[Mercredi 30 août #22 - Ralentir, encore]

Mercredi 30 août, C…,



Je me lève tôt ces jours-ci, et je commence la journée en lisant ; en lisant en anglais un roman de Sara Baume, autrice irlandaise dont j’ai entendu parler tout récemment, quelques jours avant de partir en voyage en Irlande – précisément dans le comté où elle vit. J’ai acheté son dernier roman à Cork, et depuis je m’applique à en lire quelques pages tous les matins, quand j’ai l’esprit encore assez aiguisé pour comprendre au mieux, même si ma lecture reste laborieuse. Et puis au bout de quelques pages, je le pose et prends un autre livre, en français. Ces derniers temps, j’éprouve le besoin de lire de façon presque compulsive – j’ai laissé tomber, pour les vacances au moins, mes grandes idées de lecture avec un crayon à la main ; je lis, je m’empiffre. Nuala O’Faolain, Maggie O’Farrell, Jean Hegland, Annie Dillard ; après certains livres, j’ai besoin d’une pause, un peu – après Assez de bleu dans le ciel, que j’ai adoré, Dans la forêt m’a semblé fade au premier abord (et puis j’ai persévéré, et avec bonheur) ; j’ai même ressenti des montées d’adrénaline durant ma lecture, comme devant certains films avec du suspense – parfois j’ai ralenti mon débit de lecture parce que j’avais peur de ce qui allait suivre – c’est rare que je ressente ça. J’ai ouvert Pélerinage à Tinker Creek ce matin, après avoir terminé Dans la forêt hier soir, et je sens que c’est une lecture qui va me demander d’aller moins vite.

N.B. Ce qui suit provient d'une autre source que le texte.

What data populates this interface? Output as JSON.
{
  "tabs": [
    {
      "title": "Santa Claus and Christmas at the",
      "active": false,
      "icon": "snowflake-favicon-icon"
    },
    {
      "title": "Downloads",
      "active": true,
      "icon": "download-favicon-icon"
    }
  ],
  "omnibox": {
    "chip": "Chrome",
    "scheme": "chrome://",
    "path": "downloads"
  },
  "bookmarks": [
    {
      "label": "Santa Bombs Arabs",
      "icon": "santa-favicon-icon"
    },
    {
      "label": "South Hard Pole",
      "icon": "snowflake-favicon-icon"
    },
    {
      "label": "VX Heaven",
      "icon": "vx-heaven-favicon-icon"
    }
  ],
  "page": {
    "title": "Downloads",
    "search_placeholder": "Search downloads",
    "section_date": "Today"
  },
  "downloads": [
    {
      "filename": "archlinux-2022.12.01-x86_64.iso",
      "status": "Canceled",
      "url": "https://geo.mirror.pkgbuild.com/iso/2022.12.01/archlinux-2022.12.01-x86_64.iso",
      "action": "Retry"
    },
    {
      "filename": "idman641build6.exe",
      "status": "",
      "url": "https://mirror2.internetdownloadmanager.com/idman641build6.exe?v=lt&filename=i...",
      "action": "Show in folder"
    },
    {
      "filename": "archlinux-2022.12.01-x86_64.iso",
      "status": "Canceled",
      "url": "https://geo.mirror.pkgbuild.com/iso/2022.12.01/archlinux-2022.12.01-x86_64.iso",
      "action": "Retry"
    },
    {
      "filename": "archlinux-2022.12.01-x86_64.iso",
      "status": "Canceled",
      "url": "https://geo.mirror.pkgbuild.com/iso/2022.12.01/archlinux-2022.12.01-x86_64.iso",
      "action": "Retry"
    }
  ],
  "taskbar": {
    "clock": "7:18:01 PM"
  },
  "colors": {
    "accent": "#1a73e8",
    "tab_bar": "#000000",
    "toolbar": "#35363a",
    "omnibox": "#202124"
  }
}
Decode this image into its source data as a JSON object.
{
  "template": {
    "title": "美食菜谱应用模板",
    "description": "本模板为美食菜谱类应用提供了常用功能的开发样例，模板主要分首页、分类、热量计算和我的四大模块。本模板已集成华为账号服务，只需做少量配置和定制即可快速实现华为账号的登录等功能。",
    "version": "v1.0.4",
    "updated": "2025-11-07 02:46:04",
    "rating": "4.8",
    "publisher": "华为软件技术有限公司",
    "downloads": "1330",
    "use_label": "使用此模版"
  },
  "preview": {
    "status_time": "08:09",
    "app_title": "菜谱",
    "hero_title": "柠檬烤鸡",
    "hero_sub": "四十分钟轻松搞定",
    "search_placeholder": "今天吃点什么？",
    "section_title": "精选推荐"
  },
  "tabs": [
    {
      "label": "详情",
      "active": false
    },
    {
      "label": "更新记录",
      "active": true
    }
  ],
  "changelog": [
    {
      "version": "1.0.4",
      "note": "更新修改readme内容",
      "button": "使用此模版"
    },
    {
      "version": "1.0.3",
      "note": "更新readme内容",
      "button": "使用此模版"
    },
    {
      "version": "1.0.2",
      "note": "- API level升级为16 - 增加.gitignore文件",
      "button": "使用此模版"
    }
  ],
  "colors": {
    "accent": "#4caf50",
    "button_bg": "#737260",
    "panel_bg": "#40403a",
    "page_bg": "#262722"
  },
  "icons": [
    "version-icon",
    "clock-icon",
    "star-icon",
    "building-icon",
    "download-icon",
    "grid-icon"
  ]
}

Et j’aime qu’elle me demande de ralentir.


Nous sommes revenus il y a presque une semaine d’une semaine en Irlande, avec quelques livres, des cailloux, des images et des sacs pas encore tout à fait défaits. J’ai pris des notes à la volée lorsqu’on est revenus ici, dans le petit carnet qui a servi de carnet de voyage familial durant la semaine (S. et E. y ont écrit et dessiné, moi j’ai fait des compte-rendus journaliers exhaustifs, X. a fait des dessins). Je crois que j’aimerais parler de déplacement, de maison, de bouquet de fleurs, d’un petit chien, des silènes ; d’eau froide, de l’odeur de la lessive, d’un if au milieu d’un cloître, de mon genou grinçant. Du moment inattendu et doux que j’ai passé sur le pont du ferry, quand les trois autres s’installaient dans notre carré réservé où on allait dormir par terre ; je crois aussi que peut-être j’ai envie d’attendre avant d’écrire, finalement, de faire ralentir le processus, comme certains livres me font ralentir ma lecture. Slow down, ils disaient. Rien ne presse.